Zee Media Bureau
New Delhi: The Centre is reportedly planning to bring an ordinance to that will overturn the June 3 order of the Central Information Commission (CIC) which said six major political parties came within the ambit of the transparency law – the RTI Act.
Reports, Friday, said that the Congress-led UPA government is also trying to take onboard political parties and evolve a consensus before proceeding further.
If the sources are to be believed, the government may bring an amendment or even promulgate an ordinance to keep political parties out of the ambit of the information act.
The Department for Personnel and Training, which deals with all matters related to RTI, has received the first draft of the proposed ordinance from the Law Ministry.
It is being learnt that the proposed amendment to Section 2 of RTI Act will make it clear that political parties cannot be categorised as `public authorities` and they are in fact `association of individuals`.
The government will either choose between the ordinance route or amendment bill only after the dates of the Monsoon Session of Parliament are decided. Normally, the session begins in the third week of July.
Though the CIC order specifically referred to the Congress, BJP, Communist Party of India, CPI (Marxist), Nationalist Congress Party and Bahujan Samaj Party, almost all parties, barring a few, vehemently opposed the ruling, accusing the CIC of overstepping its jurisdiction.
The government was initially critical of the ruling but hesitated taking steps against the order. It now seems to have shed its inhibitions.

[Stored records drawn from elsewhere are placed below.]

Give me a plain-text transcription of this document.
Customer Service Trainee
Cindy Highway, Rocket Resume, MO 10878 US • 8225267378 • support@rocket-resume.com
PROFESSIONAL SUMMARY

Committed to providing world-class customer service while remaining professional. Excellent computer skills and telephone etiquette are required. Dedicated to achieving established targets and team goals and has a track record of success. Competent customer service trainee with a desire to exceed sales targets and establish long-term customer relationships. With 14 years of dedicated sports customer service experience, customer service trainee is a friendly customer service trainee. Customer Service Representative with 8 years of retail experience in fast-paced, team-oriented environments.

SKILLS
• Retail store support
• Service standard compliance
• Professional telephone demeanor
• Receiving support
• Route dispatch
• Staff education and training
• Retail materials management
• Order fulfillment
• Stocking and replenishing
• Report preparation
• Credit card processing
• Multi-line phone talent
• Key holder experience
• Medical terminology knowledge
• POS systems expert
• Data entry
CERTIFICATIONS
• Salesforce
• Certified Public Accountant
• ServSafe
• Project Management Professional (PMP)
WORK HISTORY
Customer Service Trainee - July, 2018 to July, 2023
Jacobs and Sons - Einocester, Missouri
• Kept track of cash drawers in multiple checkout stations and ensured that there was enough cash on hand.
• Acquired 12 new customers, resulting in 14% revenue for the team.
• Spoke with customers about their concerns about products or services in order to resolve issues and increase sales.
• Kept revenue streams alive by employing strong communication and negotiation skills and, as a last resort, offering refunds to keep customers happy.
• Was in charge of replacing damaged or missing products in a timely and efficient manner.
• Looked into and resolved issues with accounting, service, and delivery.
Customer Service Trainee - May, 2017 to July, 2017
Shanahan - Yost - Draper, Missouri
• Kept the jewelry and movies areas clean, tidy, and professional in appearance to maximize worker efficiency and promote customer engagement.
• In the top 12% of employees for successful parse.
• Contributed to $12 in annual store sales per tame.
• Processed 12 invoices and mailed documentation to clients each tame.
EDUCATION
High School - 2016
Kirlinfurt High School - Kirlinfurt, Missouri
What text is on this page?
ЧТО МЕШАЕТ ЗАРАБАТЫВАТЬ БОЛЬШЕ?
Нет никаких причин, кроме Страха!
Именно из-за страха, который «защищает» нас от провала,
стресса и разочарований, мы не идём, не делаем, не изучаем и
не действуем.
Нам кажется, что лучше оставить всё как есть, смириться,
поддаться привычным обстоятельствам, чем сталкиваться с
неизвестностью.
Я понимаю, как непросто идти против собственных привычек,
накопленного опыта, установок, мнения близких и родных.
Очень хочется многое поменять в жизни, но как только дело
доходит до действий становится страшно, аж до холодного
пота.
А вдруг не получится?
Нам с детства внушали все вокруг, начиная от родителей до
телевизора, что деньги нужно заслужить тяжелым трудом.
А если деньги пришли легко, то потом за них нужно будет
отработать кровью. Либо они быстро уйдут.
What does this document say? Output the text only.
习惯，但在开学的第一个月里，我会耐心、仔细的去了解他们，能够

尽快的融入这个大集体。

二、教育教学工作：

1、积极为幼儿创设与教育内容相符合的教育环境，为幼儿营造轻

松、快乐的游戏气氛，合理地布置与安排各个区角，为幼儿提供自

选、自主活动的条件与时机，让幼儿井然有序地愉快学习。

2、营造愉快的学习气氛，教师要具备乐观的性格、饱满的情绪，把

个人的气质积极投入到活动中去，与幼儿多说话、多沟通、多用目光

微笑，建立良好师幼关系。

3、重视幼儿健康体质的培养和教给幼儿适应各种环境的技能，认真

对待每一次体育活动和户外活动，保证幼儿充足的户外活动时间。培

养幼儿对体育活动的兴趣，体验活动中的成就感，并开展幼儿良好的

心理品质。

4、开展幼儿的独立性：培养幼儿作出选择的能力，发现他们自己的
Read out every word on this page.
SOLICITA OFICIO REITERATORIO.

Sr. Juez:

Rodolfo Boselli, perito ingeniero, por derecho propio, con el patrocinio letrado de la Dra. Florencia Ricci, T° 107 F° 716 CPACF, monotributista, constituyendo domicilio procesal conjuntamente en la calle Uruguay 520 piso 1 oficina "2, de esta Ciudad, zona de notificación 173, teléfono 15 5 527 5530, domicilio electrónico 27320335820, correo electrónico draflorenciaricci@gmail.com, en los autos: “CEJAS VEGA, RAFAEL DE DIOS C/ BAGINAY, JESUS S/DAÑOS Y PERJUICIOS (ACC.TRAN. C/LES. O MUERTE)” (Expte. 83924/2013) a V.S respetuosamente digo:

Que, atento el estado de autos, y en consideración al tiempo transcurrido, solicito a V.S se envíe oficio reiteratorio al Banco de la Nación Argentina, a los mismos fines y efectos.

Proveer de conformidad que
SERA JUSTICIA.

The changes proposed, if approved, will make it clear that political parties couldn`t be categorised as public authorities, the definition of which has been wrongly interpreted by the CIC.
List of organisations exempt from providing information under the RTI act is expected to change as well.
Political parties could also be added in the list of organisations (Section 8) exempted from parting information under the information act.
Though the CIC order specifically referred to Congress, BJP, Communist Party of India, CPI (M), Nationalist Congress Party and Bahujan Samaj Party, almost all parties, except a few, opposed the ruling.
"The intent of RTI Act was not to cover political parties. Else, it should have been explicitly stated," Information and Broadcasting Minister Manish Tewari said here.
At the AICC briefing, party spokesperson Bhakta Charan Das rejected contentions that Congress was diluting the RTI law.
"The party has never tried to dilute RTI. But certain things are under discussion. We are seriously discussing many aspects. There are corporates, NGOs and many other organisations. The question is whether they should come under the ambit of RTI," he said.